How do you find its vertex, axis of symmetry, y-intercept and x-intercept for $f(x)=-3{{x}^{2}}+3x-2$?

Answer 1

We are given with a quadratic equation using which the above mentioned properties have to be found. Since the equation is of the form $y=-{{x}^{2}}$, so it is a parabola open towards the negative y – axis. And we will find the axis of symmetry and x-vertex using the formula $x=\dfrac{-b}{2a}$ and for y –vertex, substitute the value x – vertex in the given equation. Y-intercept is found by keeping $x=0$ and vice – versa.

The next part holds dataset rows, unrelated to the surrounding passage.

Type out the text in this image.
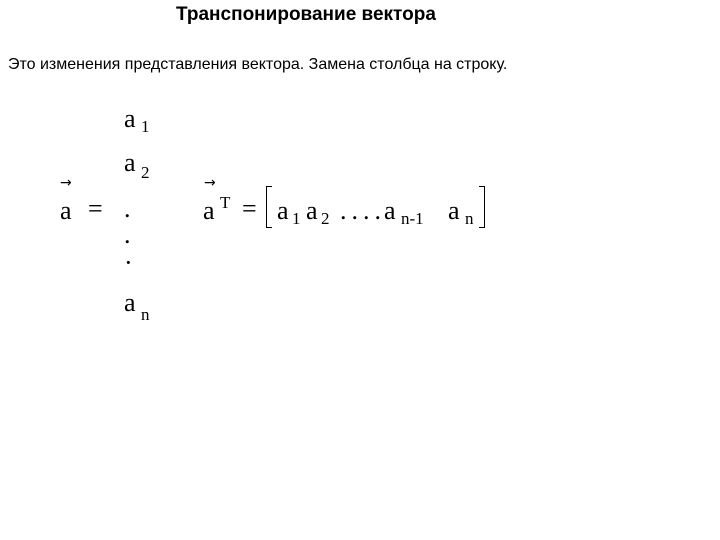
Транспонирование вектора
Это изменения представления вектора. Замена столбца на строку.
→
a =
a 1
a 2
.
.
·
a n
→
a T = a 1 a 2 ....
a n-1 a n
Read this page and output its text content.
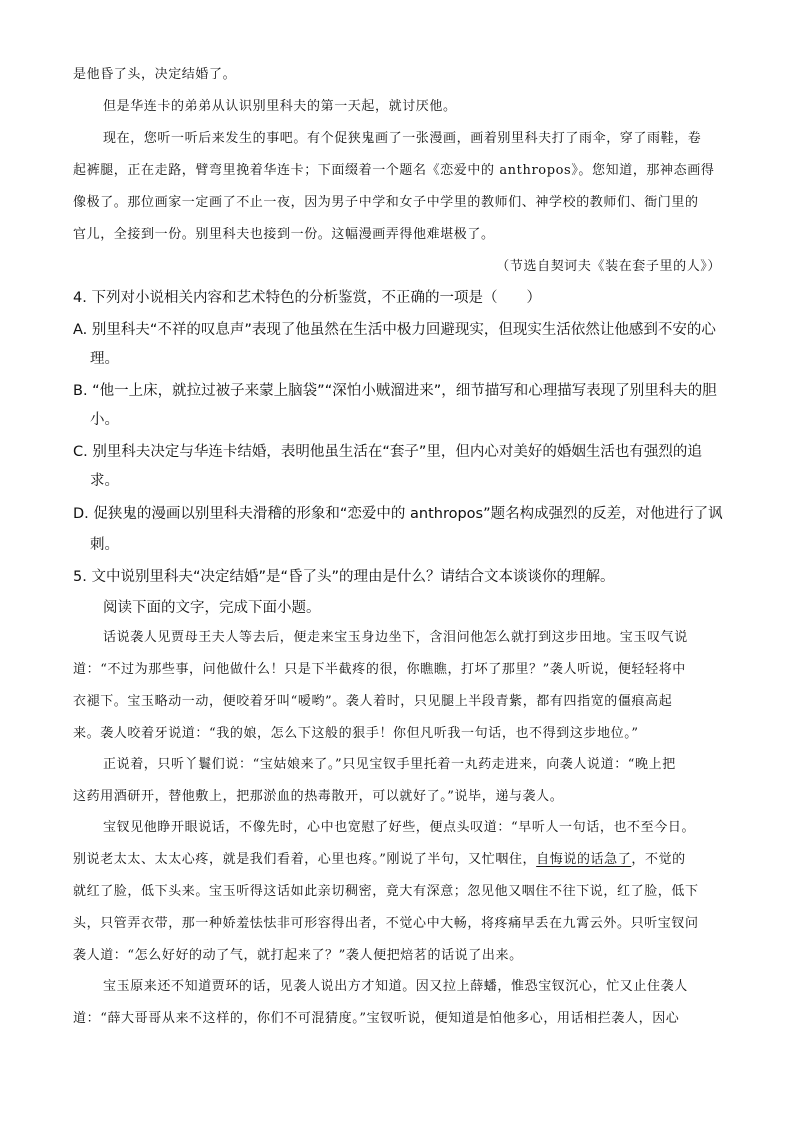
是他昏了头，决定结婚了。

但是华连卡的弟弟从认识别里科夫的第一天起，就讨厌他。

现在，您听一听后来发生的事吧。有个促狭鬼画了一张漫画，画着别里科夫打了雨伞，穿了雨鞋，卷

起裤腿，正在走路，臂弯里挽着华连卡；下面缀着一个题名《恋爱中的 anthropos》。您知道，那神态画得

像极了。那位画家一定画了不止一夜，因为男子中学和女子中学里的教师们、神学校的教师们、衙门里的

官儿，全接到一份。别里科夫也接到一份。这幅漫画弄得他难堪极了。

（节选自契诃夫《装在套子里的人》）

4. 下列对小说相关内容和艺术特色的分析鉴赏，不正确的一项是（　　）

A. 别里科夫“不祥的叹息声”表现了他虽然在生活中极力回避现实，但现实生活依然让他感到不安的心

理。

B. “他一上床，就拉过被子来蒙上脑袋”“深怕小贼溜进来”，细节描写和心理描写表现了别里科夫的胆

小。

C. 别里科夫决定与华连卡结婚，表明他虽生活在“套子”里，但内心对美好的婚姻生活也有强烈的追

求。

D. 促狭鬼的漫画以别里科夫滑稽的形象和“恋爱中的 anthropos”题名构成强烈的反差，对他进行了讽

刺。

5. 文中说别里科夫“决定结婚”是“昏了头”的理由是什么？请结合文本谈谈你的理解。

阅读下面的文字，完成下面小题。

话说袭人见贾母王夫人等去后，便走来宝玉身边坐下，含泪问他怎么就打到这步田地。宝玉叹气说

道：“不过为那些事，问他做什么！只是下半截疼的很，你瞧瞧，打坏了那里？”袭人听说，便轻轻将中

衣褪下。宝玉略动一动，便咬着牙叫“嗳哟”。袭人着时，只见腿上半段青紫，都有四指宽的僵痕高起

来。袭人咬着牙说道：“我的娘，怎么下这般的狠手！你但凡听我一句话，也不得到这步地位。”

正说着，只听丫鬟们说：“宝姑娘来了。”只见宝钗手里托着一丸药走进来，向袭人说道：“晚上把

这药用酒研开，替他敷上，把那淤血的热毒散开，可以就好了。”说毕，递与袭人。

宝钗见他睁开眼说话，不像先时，心中也宽慰了好些，便点头叹道：“早听人一句话，也不至今日。

别说老太太、太太心疼，就是我们看着，心里也疼。”刚说了半句，又忙咽住，自悔说的话急了，不觉的

就红了脸，低下头来。宝玉听得这话如此亲切稠密，竟大有深意；忽见他又咽住不往下说，红了脸，低下

头，只管弄衣带，那一种娇羞怯怯非可形容得出者，不觉心中大畅，将疼痛早丢在九霄云外。只听宝钗问

袭人道：“怎么好好的动了气，就打起来了？”袭人便把焙茗的话说了出来。

宝玉原来还不知道贾环的话，见袭人说出方才知道。因又拉上薛蟠，惟恐宝钗沉心，忙又止住袭人

道：“薛大哥哥从来不这样的，你们不可混猜度。”宝钗听说，便知道是怕他多心，用话相拦袭人，因心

Complete step by step solution:
According to the given question, we have been given a quadratic equation, whose mentioned properties we have to find.
We have the given expression as
$f(x)=-3{{x}^{2}}+3x-2$----(1)
Here, $a=-3,b=3,c=-2$
We will begin with vertex.
Vertex of a parabola can simply be said as the intersection point between the line of symmetry and the parabola.
X – coordinate of vertex $=\dfrac{-b}{2a}$
On substituting, we get it as,
$\Rightarrow \dfrac{-3}{2(-3)}$
$\Rightarrow \dfrac{1}{2}$
So, we have the x-coordinate of the vertex. For y- coordinate, we will substitute the value of x in the equation (1), we get,
$y=-3{{x}^{2}}+3x-2$
$\Rightarrow y=-3{{\left( \dfrac{1}{2} \right)}^{2}}+3\left( \dfrac{1}{2} \right)-2$
$\Rightarrow y=-3\left( \dfrac{1}{4} \right)+3\left( \dfrac{1}{2} \right)-2$
$\Rightarrow y=\dfrac{-3}{4}+\dfrac{3}{2}-2$
$LCM(4,2)=4$
$\Rightarrow y=\dfrac{-3}{4}+\dfrac{3}{2}\times \dfrac{2}{2}-2\times \dfrac{4}{4}$
On solving further, we get,
$\Rightarrow y=\dfrac{-3}{4}+\dfrac{6}{4}-\dfrac{8}{4}$
$\Rightarrow y=\dfrac{-3+6-8}{4}$
$\Rightarrow y=\dfrac{-5}{4}$
So, the vertex of the parabola is $\left( \dfrac{1}{2},\dfrac{-5}{4} \right)$.
As we have stated that vertex is the intersection of the line of symmetry and the parabola. And the equation of parabola we have is open towards the negative y-axis. This means that the x – coordinate of the vertex is the same as the equation of line of symmetry passing through the vertex.
Therefore, the line of symmetry is $x=\dfrac{1}{2}$.
Now, we will find the y – intercept. We know that, y- intercept refers to the point when the given equation intersects with y- axis, so at that point we have $x=0$. Therefore, to find the y-intercept we will put $x=0$ in the given quadratic equation.
We have,
$y=-3{{x}^{2}}+3x-2$
Substituting $x=0$, we get,
$\Rightarrow y=-3{{(0)}^{2}}+3(0)-2$
$\Rightarrow y=-2$
Therefore, the point of y-intercept is $(0,-2)$.
Now, we have to find the x-intercept. It is a point that the equation makes with the x-axis. At that point $y=0$. So, to find the x-intercept, we will put $y=0$ in the given quadratic equation. We have,
$-3{{x}^{2}}+3x-2=0$
Since we cannot factor it, we will use discriminant, we get,
$D={{b}^{2}}-4ac$
$D={{(3)}^{2}}-4(-3)(-2)$
$D=9-24$
$D=-15<0$
Since, the value is less than zero, we will not have any real roots for the given quadratic equation. Therefore, the equation does not have a x – intercept.
The graph of the given equation is as follows:

Note:
The line of symmetry and vertex are related. In the above question, we had the parabola opening toward the negative y-axis, so the line of symmetry was similar to the x-coordinate of the vertex. But if we had the parabola opening towards the x-axis, then the line of symmetry would be the y-coordinate of the vertex.
Also, since the above question involves multiple properties to be found. Therefore, it should be done neatly and in an organized manner.